Synopses & Reviews
In Spies for Hire
, investigative reporter Tim Shorrock lifts the veil off a major story the government doesn't want us to know about -- the massive outsourcing of top secret intelligence activities to private-sector contractors.
Running spy networks overseas. Tracking down terrorists in the Middle East. Interrogating enemy prisoners. Analyzing data from spy satellites and intercepted phone calls. All of these are vital intelligence tasks that traditionally have been performed by government officials accountable to Congress and the American people. But that is no longer the case.
Starting during the Clinton administration, when intelligence budgets were cut drastically and privatization of government services became national policy, and expanding dramatically in the wake of 9/11, when the CIA and other agencies were frantically looking to hire analysts and linguists, the Intelligence Community has been relying more and more on corporations to perform sensitive tasks heretofore considered to be exclusively the work of federal employees. This outsourcing of intelligence activities is now a $50 billion-a-year business that consumes up to 70 percent of the U.S. intelligence budget. And it's a business that the government has tried hard to keep under wraps.
Drawing on interviews with key players in the Intelligence-Industrial Complex, contractors' annual reports and public filings with the government, and on-the-spot reporting from intelligence industry conferences and investor briefings, Spies for Hire provides the first behind-the-scenes look at this new way of spying. Shorrock shows how corporations such as Booz Allen Hamilton, Lockheed Martin, SAIC, CACI International, and IBM have become full partners with the CIA, the National Security Agency, and the Pentagon in their most sensitive foreign and domestic operations. He explores how this partnership has led to wasteful spending and threatens to erode the privacy protections and congressional oversight so important to American democracy.
Shorrock exposes the kinds of spy work the private sector is doing, such as interrogating prisoners in Iraq, managing covert operations, and collaborating with the National Security Agency to eavesdrop on Americans' overseas phone calls and e-mails. And he casts light on a "shadow Intelligence Community" made up of former top intelligence officials who are now employed by companies that do this spy work, such as former CIA directors George Tenet and James Woolsey. Shorrock also traces the rise of Michael McConnell from his days as head of the NSA to being a top executive at Booz Allen Hamilton to returning to government as the nation's chief spymaster.
From CIA covert actions to NSA eavesdropping, from Abu Ghraib to Guantánamo, from the Pentagon's techno-driven war in Iraq to the coming global battles over information dominance and control of cyberspace, contractors are doing it all. Spies for Hire goes behind today's headlines to highlight how private corporations are aiding the growth of a new and frightening national surveillance state.

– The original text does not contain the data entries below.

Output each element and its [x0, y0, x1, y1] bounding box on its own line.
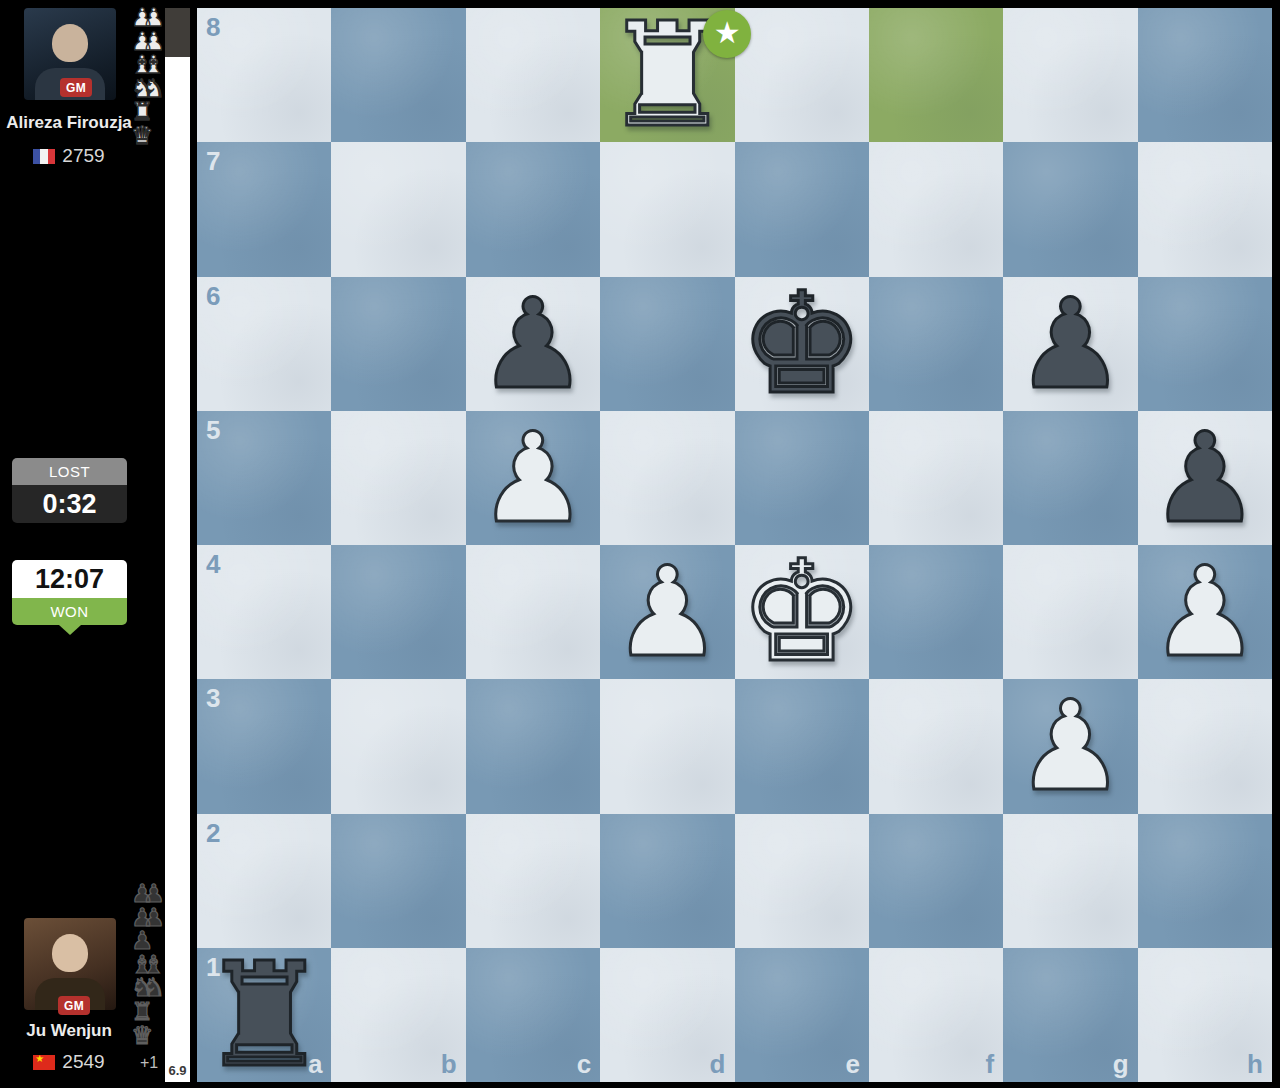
captured-pieces-top: ♟♟♟♟♝♝♞♞♜♛ — [131, 6, 167, 148]
square-e8[interactable] — [735, 8, 869, 142]
captured-piece-group: ♛ — [131, 124, 167, 148]
file-label-e: e — [845, 1051, 859, 1077]
square-g5[interactable] — [1003, 411, 1137, 545]
piece-black-pawn-h5[interactable]: ♟ — [1138, 411, 1272, 545]
square-a3[interactable]: 3 — [197, 679, 331, 813]
piece-white-pawn-c5[interactable]: ♟ — [466, 411, 600, 545]
square-g2[interactable] — [1003, 814, 1137, 948]
square-e3[interactable] — [735, 679, 869, 813]
square-g1[interactable]: g — [1003, 948, 1137, 1082]
france-flag-icon — [33, 149, 55, 164]
square-f3[interactable] — [869, 679, 1003, 813]
square-h1[interactable]: h — [1138, 948, 1272, 1082]
eval-bar-black-segment — [165, 8, 190, 57]
gm-title-badge: GM — [58, 996, 90, 1015]
square-d5[interactable] — [600, 411, 734, 545]
square-a6[interactable]: 6 — [197, 277, 331, 411]
square-h7[interactable] — [1138, 142, 1272, 276]
file-label-b: b — [441, 1051, 457, 1077]
rank-label-5: 5 — [206, 417, 220, 443]
file-label-g: g — [1113, 1051, 1129, 1077]
clock-time-bottom: 12:07 — [12, 560, 127, 598]
square-c6[interactable]: ♟ — [466, 277, 600, 411]
square-a4[interactable]: 4 — [197, 545, 331, 679]
file-label-d: d — [710, 1051, 726, 1077]
player-bottom-clock: 12:07 WON — [12, 560, 127, 625]
result-badge-won: WON — [12, 598, 127, 625]
square-c7[interactable] — [466, 142, 600, 276]
square-h5[interactable]: ♟ — [1138, 411, 1272, 545]
star-icon: ★ — [714, 18, 741, 48]
square-d4[interactable]: ♟ — [600, 545, 734, 679]
square-b7[interactable] — [331, 142, 465, 276]
player-bottom-rating: 2549 — [62, 1051, 104, 1073]
square-d6[interactable] — [600, 277, 734, 411]
square-h2[interactable] — [1138, 814, 1272, 948]
square-c2[interactable] — [466, 814, 600, 948]
best-move-star-badge: ★ — [703, 10, 751, 58]
square-c5[interactable]: ♟ — [466, 411, 600, 545]
square-f8[interactable] — [869, 8, 1003, 142]
square-f6[interactable] — [869, 277, 1003, 411]
square-a1[interactable]: 1a♜ — [197, 948, 331, 1082]
board-area: 8♜★76♟♚♟5♟♟4♟♚♟3♟21a♜bcdefgh — [197, 0, 1280, 1088]
captured-piece-group: ♛ — [131, 1024, 167, 1048]
square-h4[interactable]: ♟ — [1138, 545, 1272, 679]
square-f1[interactable]: f — [869, 948, 1003, 1082]
rank-label-4: 4 — [206, 551, 220, 577]
chess-board[interactable]: 8♜★76♟♚♟5♟♟4♟♚♟3♟21a♜bcdefgh — [197, 8, 1272, 1082]
square-d7[interactable] — [600, 142, 734, 276]
square-g8[interactable] — [1003, 8, 1137, 142]
piece-black-pawn-g6[interactable]: ♟ — [1003, 277, 1137, 411]
file-label-c: c — [577, 1051, 591, 1077]
file-label-h: h — [1247, 1051, 1263, 1077]
square-d1[interactable]: d — [600, 948, 734, 1082]
rank-label-7: 7 — [206, 148, 220, 174]
evaluation-bar: 6.9 — [165, 8, 190, 1082]
square-b6[interactable] — [331, 277, 465, 411]
rank-label-6: 6 — [206, 283, 220, 309]
avatar-silhouette — [52, 24, 88, 62]
eval-score: 6.9 — [165, 1063, 190, 1078]
square-b4[interactable] — [331, 545, 465, 679]
square-d3[interactable] — [600, 679, 734, 813]
player-top-name[interactable]: Alireza Firouzja — [0, 113, 138, 133]
square-a7[interactable]: 7 — [197, 142, 331, 276]
player-top-clock: LOST 0:32 — [12, 458, 127, 523]
square-f7[interactable] — [869, 142, 1003, 276]
square-e5[interactable] — [735, 411, 869, 545]
square-h3[interactable] — [1138, 679, 1272, 813]
square-f2[interactable] — [869, 814, 1003, 948]
game-review-screen: GM Alireza Firouzja 2759 ♟♟♟♟♝♝♞♞♜♛ LOST… — [0, 0, 1280, 1088]
square-c8[interactable] — [466, 8, 600, 142]
square-e4[interactable]: ♚ — [735, 545, 869, 679]
square-f5[interactable] — [869, 411, 1003, 545]
square-h6[interactable] — [1138, 277, 1272, 411]
clock-time-top: 0:32 — [12, 485, 127, 523]
rank-label-8: 8 — [206, 14, 220, 40]
piece-black-rook-a1[interactable]: ♜ — [197, 948, 331, 1082]
square-e6[interactable]: ♚ — [735, 277, 869, 411]
piece-white-pawn-d4[interactable]: ♟ — [600, 545, 734, 679]
rank-label-2: 2 — [206, 820, 220, 846]
square-a5[interactable]: 5 — [197, 411, 331, 545]
piece-white-king-e4[interactable]: ♚ — [735, 545, 869, 679]
square-h8[interactable] — [1138, 8, 1272, 142]
player-bottom-name[interactable]: Ju Wenjun — [0, 1021, 138, 1041]
square-d8[interactable]: ♜★ — [600, 8, 734, 142]
material-advantage: +1 — [131, 1054, 167, 1072]
piece-white-pawn-g3[interactable]: ♟ — [1003, 679, 1137, 813]
square-f4[interactable] — [869, 545, 1003, 679]
square-g4[interactable] — [1003, 545, 1137, 679]
player-bottom-rating-row: 2549 — [0, 1051, 138, 1073]
square-g3[interactable]: ♟ — [1003, 679, 1137, 813]
square-d2[interactable] — [600, 814, 734, 948]
square-e2[interactable] — [735, 814, 869, 948]
square-c3[interactable] — [466, 679, 600, 813]
square-c4[interactable] — [466, 545, 600, 679]
captured-pieces-bottom: ♟♟♟♟♟♝♝♞♞♜♛ — [131, 882, 167, 1047]
player-top-rating: 2759 — [62, 145, 104, 167]
piece-black-pawn-c6[interactable]: ♟ — [466, 277, 600, 411]
square-a2[interactable]: 2 — [197, 814, 331, 948]
square-g7[interactable] — [1003, 142, 1137, 276]
sidebar: GM Alireza Firouzja 2759 ♟♟♟♟♝♝♞♞♜♛ LOST… — [0, 0, 197, 1088]
square-b5[interactable] — [331, 411, 465, 545]
china-flag-icon — [33, 1055, 55, 1070]
square-g6[interactable]: ♟ — [1003, 277, 1137, 411]
square-e1[interactable]: e — [735, 948, 869, 1082]
square-b1[interactable]: b — [331, 948, 465, 1082]
square-b2[interactable] — [331, 814, 465, 948]
piece-white-pawn-h4[interactable]: ♟ — [1138, 545, 1272, 679]
square-b8[interactable] — [331, 8, 465, 142]
square-a8[interactable]: 8 — [197, 8, 331, 142]
square-b3[interactable] — [331, 679, 465, 813]
square-c1[interactable]: c — [466, 948, 600, 1082]
result-badge-lost: LOST — [12, 458, 127, 485]
gm-title-badge: GM — [60, 78, 92, 97]
file-label-f: f — [986, 1051, 995, 1077]
player-top-rating-row: 2759 — [0, 145, 138, 167]
piece-black-king-e6[interactable]: ♚ — [735, 277, 869, 411]
avatar-silhouette — [52, 934, 88, 972]
rank-label-3: 3 — [206, 685, 220, 711]
square-e7[interactable] — [735, 142, 869, 276]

"Even James Bond is temping these days. According to investigative journalist Shorrock, the CIA and other intelligence agencies now have more contractors working for them than they do spies of their own. Often former staff hired back at double or triple their former government salaries, these private contractors do everything from fighting in Afghanistan to interrogating prisoners, aiming spy satellites and supervising secret agents. Shorrock gives a comprehensive at times eye-glazing rundown of the players in the industry, and his book is valuable for its detailed panorama of 21st-century intelligence work. He uncovers serious abuses contractor CACI International figured prominently in the Abu Ghraib outrages and nagging concerns about corrupt ties between intelligence officials and private corporations, industry lobbying for a national surveillance state, the withering of the intelligence agencies' in-house capacities and the displacement of an ethos of public service by a profit motive. However, the bulk of the outsourcing Shorrock unearths is rather pedestrian, involving the management of mundane IT systems and various administrative services, and this expos insinuates more skullduggery than it demonstrates." Publishers Weekly (Copyright Reed Business Information, Inc.)
"Tim Shorrock's well-researched and convincing book reveals how the intelligence community now subcontracts out most of its work -- 70 percent -- to private-sector companies that inevitably have their own agendas, which may or may not accord with the national interest. By laying out very specifically how all this works, Shorrock has provided a very important service to the country." -- Burton Hersh, author of The Old Boys: The American Elite and the Origins of the CIA
"Spies for Hire is an excellent roadmap to the daunting new terrain of U.S. intelligence, in which the explosive growth of intelligence contracting threatens to overwhelm any possibility of independent oversight. In this groundbreaking work, Tim Shorrock explores who has benefitted, who has paid, and why it matters to us all." -- Steven Aftergood, Project on Government Secrecy, Federation of American Scientists
"Tim Shorrock is walking, and mapping, a startling fault line of these crazy days: the way government is outsourcing its most basic functions at a time of peril. Replacing public service with private transactions -- often shadowy and unaccountable -- is what helped bring down Rome. Without fierce scrutiny, and the kind of sharp-eyed disclosures this book provides, it can bring down America. A must read." -- Ron Suskind, author of The One Percent Doctrine
Shorrock exposes the massive outsourcing of top-secret intelligence activities in the wake of 9/11, tasks traditionally performed by the government that are now being outsourced to the private sector.